Researchers have developed a method for diagnosing autism that could save families years of uncertainty and allow treatment to begin sooner.
According to them, the new AI analysis can identify the genetic markers of autism through biological activity in the brain, with an accuracy of 89 to 95 percent.
This new method starts with standard brain imaging using Magnetic Resonance Imaging (MRI). These scans are then reanalyzed using AI to detect the movement of proteins, nutrients and other processes in the brain that could indicate autism.
“Autism has traditionally been diagnosed behaviorally,” for example, through a person’s speech, as the medical team behind the trial noted. “But [it] has a strong genetic basis.’
A new method for diagnosing autism starts with standard brain mapping via magnetic resonance imaging, or MRI (pictured above), but reanalyzes those scans using AI to detect the movements of proteins, nutrients and other processes in the brain that indicate the condition.
Above, brain scan data comparing a control brain without autism (top row) to a brain containing deletions or duplications of genetic material associated with autism (bottom row). ‘Noise’ in this scan data was reduced on a 3D pixel-by-pixel basis using the ‘Z-score mapping’ method
According to the WHO, autism now affects one in 36 children. CDCwhich means that more than 90,000 children are born with this developmental disorder in the US each year.
But autism is notoriously difficult to recognize and the vast majority of children with the condition will not… diagnosed up to the age of five years and show clear behavioral characteristics.
Worse, the identification process usually involves years of uncertainty, dozens of hospital visits, and a battery of tests, including speech and language tests, observational interviews, and more. That can be stressful for children and families.
The researchers hope that the new diagnostic technique will soon allow doctors to pinpoint more specific genes responsible for autism by first uncovering the actual biological pathways through which autism changes the way a brain grows and functions.
As a spokesperson for a university behind the new method put it: the method ‘cracks the autism code’, although there is no information yet on when it will be widely used.
Dr. Shinjini Kunduassistant professor of radiology at Washington University in St. Louis, developed this new machine-learning AI, a mathematical brain modeling technique, when she was still a doctoral student researcher.
The method, called “transport-based morphometry” after the transport of biological material in the brain, focuses on identifying patterns associated with key bits of genetic code.
These sequences of genetic code, called copy number variations (CNVs), show that parts of the DNA have been deleted or duplicated. These changes have been linked to autism in previous research.
‘Some variations in the number of copies [CNVs] are known to be associated with autism,” said biomedical engineering professor Dr. Gustavo Rohde, who taught Dr. Kundu during her doctoral research.
“But their relationship to brain morphology — in other words, how different types of brain tissue, such as gray or white matter, are arranged in our brains — is not well understood,” said Dr. Rohde, who now teaches at the University of Virginia.

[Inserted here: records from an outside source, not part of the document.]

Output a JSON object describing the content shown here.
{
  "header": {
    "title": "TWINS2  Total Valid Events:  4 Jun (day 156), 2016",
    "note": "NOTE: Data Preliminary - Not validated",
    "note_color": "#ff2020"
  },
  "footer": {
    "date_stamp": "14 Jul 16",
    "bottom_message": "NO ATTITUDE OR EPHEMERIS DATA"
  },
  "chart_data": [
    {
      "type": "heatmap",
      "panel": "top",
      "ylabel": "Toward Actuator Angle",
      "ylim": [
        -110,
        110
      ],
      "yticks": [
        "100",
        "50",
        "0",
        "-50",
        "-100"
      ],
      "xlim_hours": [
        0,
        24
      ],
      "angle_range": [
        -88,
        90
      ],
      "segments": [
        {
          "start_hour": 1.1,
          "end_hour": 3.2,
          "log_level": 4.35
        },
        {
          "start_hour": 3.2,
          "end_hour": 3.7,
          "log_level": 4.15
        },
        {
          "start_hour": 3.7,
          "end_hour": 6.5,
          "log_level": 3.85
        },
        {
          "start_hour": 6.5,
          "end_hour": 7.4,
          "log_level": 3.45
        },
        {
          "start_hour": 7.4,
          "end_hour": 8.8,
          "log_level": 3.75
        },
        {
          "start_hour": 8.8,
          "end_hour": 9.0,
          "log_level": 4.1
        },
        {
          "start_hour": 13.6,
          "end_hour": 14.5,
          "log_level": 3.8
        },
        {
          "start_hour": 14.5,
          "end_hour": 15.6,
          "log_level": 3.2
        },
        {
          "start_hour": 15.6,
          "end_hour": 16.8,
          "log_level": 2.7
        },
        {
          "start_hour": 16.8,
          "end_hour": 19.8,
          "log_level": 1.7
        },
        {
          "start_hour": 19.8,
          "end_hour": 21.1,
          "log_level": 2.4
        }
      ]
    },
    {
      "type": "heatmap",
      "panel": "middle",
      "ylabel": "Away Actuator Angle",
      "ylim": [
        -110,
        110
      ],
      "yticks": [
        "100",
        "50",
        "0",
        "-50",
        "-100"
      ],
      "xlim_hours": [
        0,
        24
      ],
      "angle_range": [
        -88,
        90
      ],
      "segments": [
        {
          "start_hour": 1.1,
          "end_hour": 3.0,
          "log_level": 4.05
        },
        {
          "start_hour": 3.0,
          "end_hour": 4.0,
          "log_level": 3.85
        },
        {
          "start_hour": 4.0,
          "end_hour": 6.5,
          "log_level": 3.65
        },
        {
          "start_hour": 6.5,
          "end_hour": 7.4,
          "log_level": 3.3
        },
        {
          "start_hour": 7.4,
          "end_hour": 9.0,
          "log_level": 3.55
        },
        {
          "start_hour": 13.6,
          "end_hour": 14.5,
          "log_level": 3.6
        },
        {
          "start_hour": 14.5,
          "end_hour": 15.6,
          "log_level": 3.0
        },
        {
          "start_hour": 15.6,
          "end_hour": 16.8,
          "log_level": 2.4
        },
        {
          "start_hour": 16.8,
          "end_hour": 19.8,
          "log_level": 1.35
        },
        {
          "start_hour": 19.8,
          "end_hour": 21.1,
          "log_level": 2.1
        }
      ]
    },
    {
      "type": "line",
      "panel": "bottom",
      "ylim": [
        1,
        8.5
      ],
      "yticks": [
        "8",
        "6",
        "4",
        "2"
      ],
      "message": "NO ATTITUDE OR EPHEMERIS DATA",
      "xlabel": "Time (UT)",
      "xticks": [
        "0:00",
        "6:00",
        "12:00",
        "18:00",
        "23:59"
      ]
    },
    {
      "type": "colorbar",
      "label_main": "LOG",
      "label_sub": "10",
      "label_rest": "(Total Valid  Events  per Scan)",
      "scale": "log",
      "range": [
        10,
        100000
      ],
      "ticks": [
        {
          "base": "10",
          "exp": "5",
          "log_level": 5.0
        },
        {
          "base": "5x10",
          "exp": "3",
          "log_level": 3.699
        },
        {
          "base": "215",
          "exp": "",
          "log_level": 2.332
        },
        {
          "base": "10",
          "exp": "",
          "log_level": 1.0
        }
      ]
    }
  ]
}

“Discovering the relationship between CNV and brain tissue morphology,” he explained, “is an important first step in understanding the biological basis of autism.”
Doctors Kundu and Rohde and their colleagues from the Department of Neurology at the University of California, San Francisco, published their results of developing this new method for autism identification in the journal Scientific progress.
Participants in the nonprofit Simons Variation in Individuals Project, a cohort of subjects with known autism-related genetic variations, provided key data used in the new study.
‘Discover how CNV [deletion or duplication of genetic code] “is related to the morphology of brain tissue,” said study co-author Dr. Gustavo Rohde, “an important first step in understanding the biological basis of autism.” The new method identifies these shifts in brain morphology
The researchers recruited their “control patients” from other medical or clinical settings based on their similarities to the Simons group (such as same age, gender, and nonverbal IQ), to limit variables that could confound their results.
According to Rohde, most machine learning methods that analyze medical data, such as MRI scans, do not include a mathematical model for the many biological processes hidden in that data.
Instead, previous AI models only looked for patterns to identify abnormalities or statistical anomalies in the health data of different patients.
However, Dr. Kundu’s “transport-based morphometry” could help researchers distinguish even more normal biological variations in brain structure — beyond the deletions or duplications associated with CNVs and autism.
Considering the reports that 90 percent of all medical data emerges from similar imaging, the team hopes this method can help extract new, useful information from old tools.
“Important discoveries can be made from such large amounts of data if we use more suitable mathematical models to extract such information,” said Dr. Rohde.
“We hope that the findings,” he added, “can point to brain regions and ultimately mechanisms that can be targeted for therapies.”